Over the years, V:tM would take up a significant portion of my book-buying and reading. Oddly enough, the one thing it didn't take up was gaming time. To this day, through multiple editions of the game, despite having bought and read many volumes of rules and sourcebooks, I've never played the game (or it's successor, Vampire: the Requiem, for that matter). It's one of my dark gaming secrets and an omission I hope to rectify with the receipt of this glorious new volume.
The book is, simply, a thing of beauty. In the past few years, I've allowed myself the occasional purchase of big special edition RPG books. I've got the Guardians of Order A Game of Thrones RPG, with the special art and the George R. R. Martin interview. I've got a copy of Ptolus, and the Shadowrun 20th Anniversary book as well. In terms of sheer production quality, this one has them all beat. Which is only fair: back in 1991, White Wolf substantially upped the ante on presentation and trade dress. To do less with an anniversary edition would be criminal.
The first thing I noticed (because it was still in the box) was how massive it is. At 520 pages, it wasn't going to be light in the first place, but add in an embossed leatherette cover and silver leaf edging on the pages that, in the words of one of my friends "You could cut yourself on," and you get the very definition of a weighty tome.
(Much to my amusement, the spine is stamped with "XX," which is a wonderful visual pun for folks who may recall one of White Wolf's signature ongoing editorial failings back in the day.)
The interiors are beautiful: full-color art on slick paper all the way through. The art is a combination of some classic pieces from past editions, along with new work, including a brand new series from Tim Bradstreet, an artist who very much defined what the World of Darkness looked like (IMO).

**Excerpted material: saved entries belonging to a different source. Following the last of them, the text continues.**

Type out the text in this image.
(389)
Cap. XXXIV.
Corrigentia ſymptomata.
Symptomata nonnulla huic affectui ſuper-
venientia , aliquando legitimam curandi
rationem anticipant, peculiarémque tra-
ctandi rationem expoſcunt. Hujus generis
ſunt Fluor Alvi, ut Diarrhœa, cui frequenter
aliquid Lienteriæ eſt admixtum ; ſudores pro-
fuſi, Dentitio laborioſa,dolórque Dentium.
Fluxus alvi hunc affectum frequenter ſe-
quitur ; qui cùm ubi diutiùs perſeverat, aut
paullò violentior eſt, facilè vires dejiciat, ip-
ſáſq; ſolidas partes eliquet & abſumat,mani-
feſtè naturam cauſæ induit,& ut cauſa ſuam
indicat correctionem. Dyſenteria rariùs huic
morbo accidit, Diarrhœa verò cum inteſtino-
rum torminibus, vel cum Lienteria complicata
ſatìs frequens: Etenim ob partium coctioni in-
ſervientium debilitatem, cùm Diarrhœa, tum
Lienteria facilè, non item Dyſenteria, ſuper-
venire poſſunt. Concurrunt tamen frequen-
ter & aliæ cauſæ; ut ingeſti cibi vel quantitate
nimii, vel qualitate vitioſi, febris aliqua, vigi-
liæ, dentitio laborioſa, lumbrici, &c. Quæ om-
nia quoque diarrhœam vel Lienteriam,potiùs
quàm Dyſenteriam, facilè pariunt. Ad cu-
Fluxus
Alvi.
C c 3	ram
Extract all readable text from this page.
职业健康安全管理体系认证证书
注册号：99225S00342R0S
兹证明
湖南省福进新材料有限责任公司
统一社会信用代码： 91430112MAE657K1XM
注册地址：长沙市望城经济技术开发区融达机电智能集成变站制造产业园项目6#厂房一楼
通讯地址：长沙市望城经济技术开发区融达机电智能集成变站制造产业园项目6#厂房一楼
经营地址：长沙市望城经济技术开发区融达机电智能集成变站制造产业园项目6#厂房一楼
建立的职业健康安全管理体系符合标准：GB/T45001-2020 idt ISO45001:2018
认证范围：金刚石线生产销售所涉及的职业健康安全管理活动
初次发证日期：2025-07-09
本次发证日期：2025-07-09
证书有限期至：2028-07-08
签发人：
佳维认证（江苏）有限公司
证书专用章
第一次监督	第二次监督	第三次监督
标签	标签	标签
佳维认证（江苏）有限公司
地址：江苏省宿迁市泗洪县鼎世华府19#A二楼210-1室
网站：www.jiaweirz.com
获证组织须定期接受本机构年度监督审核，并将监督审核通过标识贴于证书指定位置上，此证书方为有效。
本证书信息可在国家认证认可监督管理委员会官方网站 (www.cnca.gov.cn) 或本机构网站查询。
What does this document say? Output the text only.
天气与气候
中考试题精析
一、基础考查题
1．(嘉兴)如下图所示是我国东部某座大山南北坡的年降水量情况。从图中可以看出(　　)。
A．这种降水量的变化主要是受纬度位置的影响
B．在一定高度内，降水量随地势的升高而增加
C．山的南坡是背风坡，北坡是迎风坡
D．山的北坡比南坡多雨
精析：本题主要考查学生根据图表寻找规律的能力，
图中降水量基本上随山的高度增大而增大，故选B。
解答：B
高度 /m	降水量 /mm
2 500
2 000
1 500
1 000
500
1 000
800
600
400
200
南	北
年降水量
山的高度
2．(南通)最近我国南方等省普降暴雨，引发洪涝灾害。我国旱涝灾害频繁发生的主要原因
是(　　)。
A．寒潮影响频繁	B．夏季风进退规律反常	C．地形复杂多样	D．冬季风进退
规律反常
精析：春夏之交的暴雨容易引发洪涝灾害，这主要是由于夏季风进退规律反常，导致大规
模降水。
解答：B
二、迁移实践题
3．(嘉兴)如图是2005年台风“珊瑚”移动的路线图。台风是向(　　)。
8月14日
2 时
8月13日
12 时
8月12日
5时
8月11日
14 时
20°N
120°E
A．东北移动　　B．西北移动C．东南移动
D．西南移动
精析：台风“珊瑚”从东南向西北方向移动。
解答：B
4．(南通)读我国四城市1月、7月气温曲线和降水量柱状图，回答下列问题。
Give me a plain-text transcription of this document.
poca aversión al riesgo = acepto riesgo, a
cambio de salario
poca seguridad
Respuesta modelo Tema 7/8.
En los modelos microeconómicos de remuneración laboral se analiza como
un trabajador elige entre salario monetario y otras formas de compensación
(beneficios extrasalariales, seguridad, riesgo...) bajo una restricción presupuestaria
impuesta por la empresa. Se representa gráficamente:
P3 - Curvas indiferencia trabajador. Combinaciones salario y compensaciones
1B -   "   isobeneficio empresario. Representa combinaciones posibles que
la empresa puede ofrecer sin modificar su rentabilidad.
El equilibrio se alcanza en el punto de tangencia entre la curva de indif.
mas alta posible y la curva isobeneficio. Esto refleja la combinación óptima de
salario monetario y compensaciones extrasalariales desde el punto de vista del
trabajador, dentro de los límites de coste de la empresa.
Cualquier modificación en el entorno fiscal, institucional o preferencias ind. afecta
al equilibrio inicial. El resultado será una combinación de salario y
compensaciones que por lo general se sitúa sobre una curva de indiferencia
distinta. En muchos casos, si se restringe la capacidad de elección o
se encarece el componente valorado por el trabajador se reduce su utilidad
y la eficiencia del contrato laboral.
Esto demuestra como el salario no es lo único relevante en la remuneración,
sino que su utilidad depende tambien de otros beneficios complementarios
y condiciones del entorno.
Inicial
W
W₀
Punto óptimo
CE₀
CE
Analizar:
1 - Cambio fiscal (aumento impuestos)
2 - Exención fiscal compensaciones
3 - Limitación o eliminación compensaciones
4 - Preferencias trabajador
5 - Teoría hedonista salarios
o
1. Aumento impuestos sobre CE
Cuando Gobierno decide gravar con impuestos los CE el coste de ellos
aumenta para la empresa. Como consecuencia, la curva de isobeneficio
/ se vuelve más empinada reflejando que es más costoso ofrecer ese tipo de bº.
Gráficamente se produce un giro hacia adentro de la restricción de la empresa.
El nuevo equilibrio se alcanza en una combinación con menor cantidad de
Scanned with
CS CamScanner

Needless to say, I'm still working through the rules and will be for quite some time. Since I never actually played the game, I never really grokked a lot of the differences between the various editions. I know that the rules here are substantially like the ones from earlier editions of V:TM, cleaned up and tweaked in a few places. It keeps the Clan-centric model of character creation that was an essential part of the old game, and pretty much throws in as much of everything from the old sourcebooks that they could fit in.
All in all, a most satisfying purchase. But unlike all the other WoD stuff I've bought over the years, one I hope to actually put to practical use. Maybe in conjunction with that Los Angeles I've been mulling over.